The Federal Emergency Management Agency (FEMA) is planning to help Hurricane Maria survivors in Puerto Rico leave the island to stay in temporary housing in New York and Florida.

Typically, FEMA’s Transitional Shelter Assistance Program provides the funding and resources to house those stranded from disasters—be it in a shelter, hotel, or motel—within their state. Flying them out of state and overseas though? That doesn’t really happen. Like ever. Puerto Rico, however, presents a unique situation: Hotels are at capacity, and more than 2,000 people remain in shelters.

So the agency is looking to the U.S. mainland, instead, particularly states that already harbor large Puerto Rican communities, per Puerto Rico Governor Ricardo Rossello’s request.
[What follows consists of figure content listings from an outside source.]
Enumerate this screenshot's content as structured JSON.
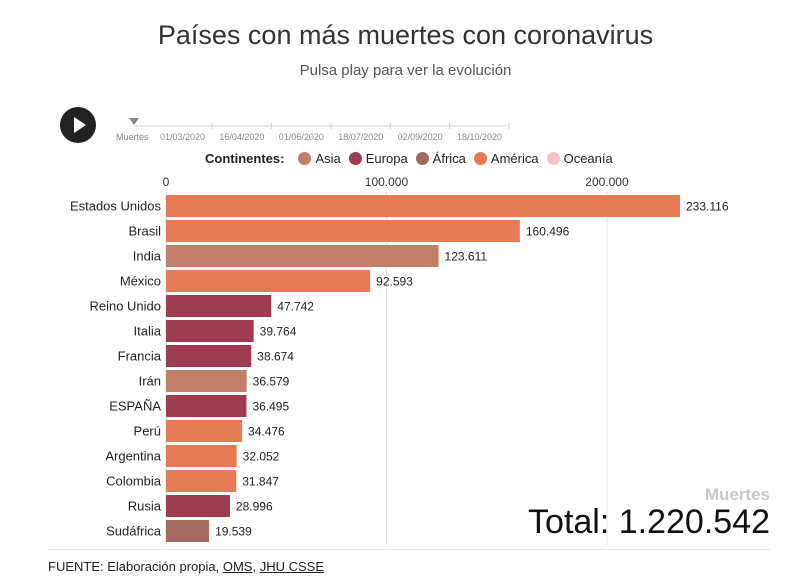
{
  "title": "Países con más muertes con coronavirus",
  "subtitle": "Pulsa play para ver la evolución",
  "timeline": {
    "label": "Muertes",
    "dates": [
      "01/03/2020",
      "16/04/2020",
      "01/06/2020",
      "18/07/2020",
      "02/09/2020",
      "18/10/2020"
    ]
  },
  "legend": {
    "title": "Continentes:",
    "items": [
      {
        "label": "Asia",
        "color": "#c17f6a"
      },
      {
        "label": "Europa",
        "color": "#9e3a52"
      },
      {
        "label": "África",
        "color": "#a26a5f"
      },
      {
        "label": "América",
        "color": "#e47b54"
      },
      {
        "label": "Oceanía",
        "color": "#f4c2c0"
      }
    ]
  },
  "chart_data": {
    "type": "bar",
    "orientation": "horizontal",
    "categories": [
      "Estados Unidos",
      "Brasil",
      "India",
      "México",
      "Reino Unido",
      "Italia",
      "Francia",
      "Irán",
      "ESPAÑA",
      "Perú",
      "Argentina",
      "Colombia",
      "Rusia",
      "Sudáfrica"
    ],
    "values": [
      233116,
      160496,
      123611,
      92593,
      47742,
      39764,
      38674,
      36579,
      36495,
      34476,
      32052,
      31847,
      28996,
      19539
    ],
    "value_labels": [
      "233.116",
      "160.496",
      "123.611",
      "92.593",
      "47.742",
      "39.764",
      "38.674",
      "36.579",
      "36.495",
      "34.476",
      "32.052",
      "31.847",
      "28.996",
      "19.539"
    ],
    "continents": [
      "América",
      "América",
      "Asia",
      "América",
      "Europa",
      "Europa",
      "Europa",
      "Asia",
      "Europa",
      "América",
      "America",
      "América",
      "Europa",
      "África"
    ],
    "xlim": [
      0,
      233116
    ],
    "ticks": [
      0,
      100000,
      200000
    ],
    "tick_labels": [
      "0",
      "100.000",
      "200.000"
    ],
    "grid": true
  },
  "watermark": {
    "metric": "Muertes",
    "total": "Total: 1.220.542"
  },
  "source": {
    "prefix": "FUENTE: Elaboración propia, ",
    "link1": "OMS",
    "separator": ", ",
    "link2": "JHU CSSE"
  }
}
Currently, FEMA is in talks with New York and Florida to figure out the logistics to make this happen efficiently.

This would involve creating plans before families fly—on FEMA’s dime—to ensure they stay together and have ground transportation upon arriving at the mainland airports.

“A thousand miles adds a whole level of complexity to this,” FEMA coordinating officer Mike Byrne told CBS News, which first reported this Wednesday.

The thing is, though, people don’t want to leave the island. They don’t want to leave home. By Tuesday, only about 30 out of 300 families the agency asked were interested in taking part in the operation, according to CBS.

“We want to give them every opportunity we can to be able to stay here, whether it’s providing financial assistance or repairing their homes,” Byrne told CBS. “So we are going to work hard on those things so people don’t have to leave.”

That hasn’t stopped people from leaving, nor will it. The Centre for Puerto Rican Studies at Hunter College in New York estimated, in an October report, that the island’s population will drop by 14 percent between 2017 and 2019.

Schools in New York City have been busy since early October preparing for an influx of Puerto Rican children; so have Florida’s schools. In Orlando, more than 1,300 Puerto Rican students have already joined the classroom. This is before the FEMA operation. Imagine after.

As Newsday reported, New York City’s housing situation is already strained, so it’s unclear how the the city will prepare for even more residents—especially those who don’t have New York family or roots.

Without those ties in place, families in Puerto Rico might be less likely to leave home. But with the island generating just 43 percent of its total power and many homes gaining power only to lose it again, leaving might be their only choice.